I have a dream that one day the state of Alabama, whose governor's lips are presently dripping with the words of interposition and nullification, will be transformed into a situation where little black boys and black girls will be able to join hands with little white boys and white girls and walk together as sisters and brothers. I have a dream today. I have a dream that one day every valley shall be exalted, every hill and mountain shall be made low, the rough places will be made plain, and the crooked places will be made straight, and the glory of the Lord shall be revealed, and all flesh shall see it together. This is our hope. This is the faith with which I return to the South. With this faith we will be able to hew out of the mountain of despair a stone of hope. With this faith we will be able to transform the jangling discords of our nation into a beautiful symphony of brotherhood. With this faith we will be able to work together, to pray together, to struggle together, to go to jail together, to stand up for freedom together, knowing that we will be free one day.

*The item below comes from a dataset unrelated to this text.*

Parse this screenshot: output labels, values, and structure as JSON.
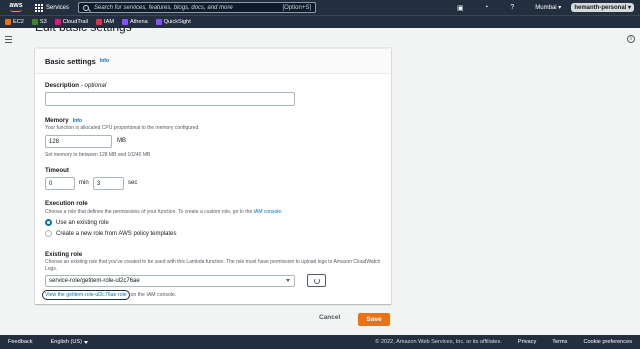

This will be the day when all of God's children will be able to sing with a new meaning, "My country, 'tis of thee, sweet land of liberty, of thee I sing. Land where my fathers died, land of the pilgrim's pride, from every mountainside, let freedom ring." And if America is to be a great nation, this must become true. So let freedom ring from the prodigious hilltops of New Hampshire. Let freedom ring from the mighty mountains of New York. Let freedom ring from the heightening Alleghenies of Pennsylvania! Let freedom ring from the snowcapped Rockies of Colorado! Let freedom ring from the curvaceous peaks of California! But not only that; let freedom ring from Stone Mountain of Georgia! Let freedom ring from Lookout Mountain of Tennessee! Let freedom ring from every hill and every molehill of Mississippi. From every mountainside, let freedom ring.

When we let freedom ring, when we let it ring from every village and every hamlet, from every state and every city, we will be able to speed up that day when all of God's children, black men and white men, Jews and Gentiles, Protestants and Catholics, will be able to join hands and sing in the words of the old Negro spiritual, "Free at last! free at last! thank God Almighty, we are free at last!"